Summary Usual practice in drilling engineering is to determine drilling-fluid density at surface conditions assuming that drilling-fluid density does not change with changing downhole conditions. This assumption may result in inaccuracy while estimating static and dynamic pressures in the wellbore, especially when synthetic-based drilling fluids are used. Inaccurate estimation of the pressure profile in the annulus can lead to severe well problems such as kicks, drilling-fluid losses, and wellbore instability. In addition, inaccurate pressure-profile estimation can affect the success of managed-pressure-drilling (MPD) operations, which require real-time knowledge of wellbore pressures to keep wellbore pressure between formation pore and fracture pressures using a control choke placed on the return line of the annulus. Effects of pressure and temperature on volumetric behavior of two olefin-based synthetic oils are investigated in this study using a mercury-free pressure/volume/temperature (PVT) system. The olefin-based synthetic oils used in this study are C16C18 internal olefin (IO) and C12C14 linear alpha olefin (LAO). To simulate deep offshore situations, the temperature is ranged between 25 and 175°C, while the pressure is ranged between 0 and 14,000 psig.
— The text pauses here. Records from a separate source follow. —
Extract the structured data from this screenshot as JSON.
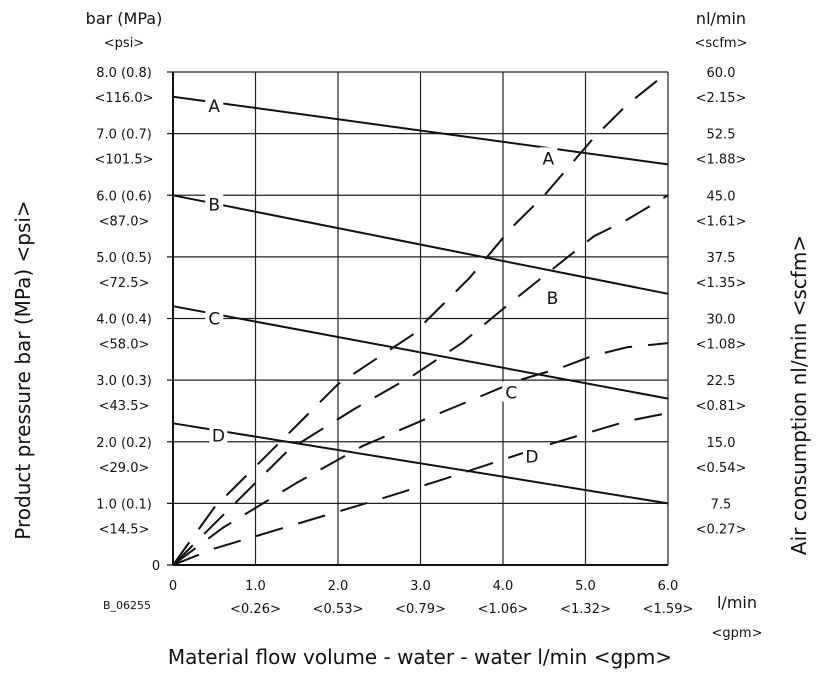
{
  "chart_data": {
    "type": "line",
    "figure_id": "B_06255",
    "xlabel": "Material flow volume - water - water l/min <gpm>",
    "ylabel_left": "Product pressure bar (MPa) <psi>",
    "ylabel_right": "Air consumption nl/min <scfm>",
    "left_units": {
      "primary": "bar (MPa)",
      "secondary": "<psi>"
    },
    "right_units": {
      "primary": "nl/min",
      "secondary": "<scfm>"
    },
    "x_units": {
      "primary": "l/min",
      "secondary": "<gpm>"
    },
    "xlim": [
      0,
      6
    ],
    "ylim_left": [
      0,
      8
    ],
    "ylim_right": [
      0,
      60
    ],
    "grid": true,
    "x_ticks": [
      {
        "value": 0,
        "label": "0",
        "sub": ""
      },
      {
        "value": 1,
        "label": "1.0",
        "sub": "<0.26>"
      },
      {
        "value": 2,
        "label": "2.0",
        "sub": "<0.53>"
      },
      {
        "value": 3,
        "label": "3.0",
        "sub": "<0.79>"
      },
      {
        "value": 4,
        "label": "4.0",
        "sub": "<1.06>"
      },
      {
        "value": 5,
        "label": "5.0",
        "sub": "<1.32>"
      },
      {
        "value": 6,
        "label": "6.0",
        "sub": "<1.59>"
      }
    ],
    "y_left_ticks": [
      {
        "value": 0,
        "label": "0",
        "sub": ""
      },
      {
        "value": 1,
        "label": "1.0 (0.1)",
        "sub": "<14.5>"
      },
      {
        "value": 2,
        "label": "2.0 (0.2)",
        "sub": "<29.0>"
      },
      {
        "value": 3,
        "label": "3.0 (0.3)",
        "sub": "<43.5>"
      },
      {
        "value": 4,
        "label": "4.0 (0.4)",
        "sub": "<58.0>"
      },
      {
        "value": 5,
        "label": "5.0 (0.5)",
        "sub": "<72.5>"
      },
      {
        "value": 6,
        "label": "6.0 (0.6)",
        "sub": "<87.0>"
      },
      {
        "value": 7,
        "label": "7.0 (0.7)",
        "sub": "<101.5>"
      },
      {
        "value": 8,
        "label": "8.0 (0.8)",
        "sub": "<116.0>"
      }
    ],
    "y_right_ticks": [
      {
        "value": 7.5,
        "label": "7.5",
        "sub": "<0.27>"
      },
      {
        "value": 15.0,
        "label": "15.0",
        "sub": "<0.54>"
      },
      {
        "value": 22.5,
        "label": "22.5",
        "sub": "<0.81>"
      },
      {
        "value": 30.0,
        "label": "30.0",
        "sub": "<1.08>"
      },
      {
        "value": 37.5,
        "label": "37.5",
        "sub": "<1.35>"
      },
      {
        "value": 45.0,
        "label": "45.0",
        "sub": "<1.61>"
      },
      {
        "value": 52.5,
        "label": "52.5",
        "sub": "<1.88>"
      },
      {
        "value": 60.0,
        "label": "60.0",
        "sub": "<2.15>"
      }
    ],
    "series": [
      {
        "name": "A",
        "style": "solid",
        "axis": "left",
        "x": [
          0,
          6
        ],
        "y": [
          7.6,
          6.5
        ],
        "label_at": [
          0.5,
          7.45
        ]
      },
      {
        "name": "B",
        "style": "solid",
        "axis": "left",
        "x": [
          0,
          6
        ],
        "y": [
          6.0,
          4.4
        ],
        "label_at": [
          0.5,
          5.85
        ]
      },
      {
        "name": "C",
        "style": "solid",
        "axis": "left",
        "x": [
          0,
          6
        ],
        "y": [
          4.2,
          2.7
        ],
        "label_at": [
          0.5,
          4.0
        ]
      },
      {
        "name": "D",
        "style": "solid",
        "axis": "left",
        "x": [
          0,
          6
        ],
        "y": [
          2.3,
          1.0
        ],
        "label_at": [
          0.55,
          2.1
        ]
      },
      {
        "name": "A",
        "style": "dashed",
        "axis": "right",
        "x": [
          0,
          0.5,
          1.3,
          2.0,
          2.9,
          3.6,
          4.1,
          4.5,
          5.1,
          5.5,
          6.0
        ],
        "y": [
          0,
          7.0,
          15.0,
          22.0,
          28.0,
          35.0,
          41.0,
          45.0,
          52.0,
          56.0,
          60.0
        ],
        "label_at": [
          4.55,
          49.5
        ]
      },
      {
        "name": "B",
        "style": "dashed",
        "axis": "right",
        "x": [
          0,
          0.6,
          1.4,
          2.2,
          2.9,
          3.5,
          4.1,
          4.6,
          5.1,
          5.5,
          6.0
        ],
        "y": [
          0,
          6.0,
          14.0,
          19.0,
          23.0,
          27.0,
          32.0,
          36.0,
          40.0,
          42.0,
          45.0
        ],
        "label_at": [
          4.6,
          32.5
        ]
      },
      {
        "name": "C",
        "style": "dashed",
        "axis": "right",
        "x": [
          0,
          0.6,
          1.5,
          2.3,
          3.0,
          3.6,
          4.2,
          4.7,
          5.1,
          5.5,
          6.0
        ],
        "y": [
          0,
          4.5,
          10.0,
          14.5,
          17.5,
          20.0,
          22.5,
          24.0,
          25.5,
          26.5,
          27.0
        ],
        "label_at": [
          4.1,
          21.0
        ]
      },
      {
        "name": "D",
        "style": "dashed",
        "axis": "right",
        "x": [
          0,
          0.5,
          1.5,
          2.5,
          3.3,
          3.9,
          4.5,
          5.0,
          5.5,
          6.0
        ],
        "y": [
          0,
          2.0,
          5.0,
          8.0,
          10.5,
          12.5,
          14.5,
          16.0,
          17.5,
          18.5
        ],
        "label_at": [
          4.35,
          13.2
        ]
      }
    ]
  }
}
In addition, volumetric performances of olefin-based synthetic-oil systems under investigation are compared with those of water, brine solution, mineral oil, diesel oil, and n-paraffin-based oil under similar conditions. The study shows that the volumetric properties of synthetic-based oils are more sensitive to pressure and temperature conditions compared to water, brine solutions, mineral oil, and diesel oil. Once emulsion systems containing synthetic-based oils are used, density change with respect to downhole conditions should be modeled to increase the reliability of pressure-profile calculations.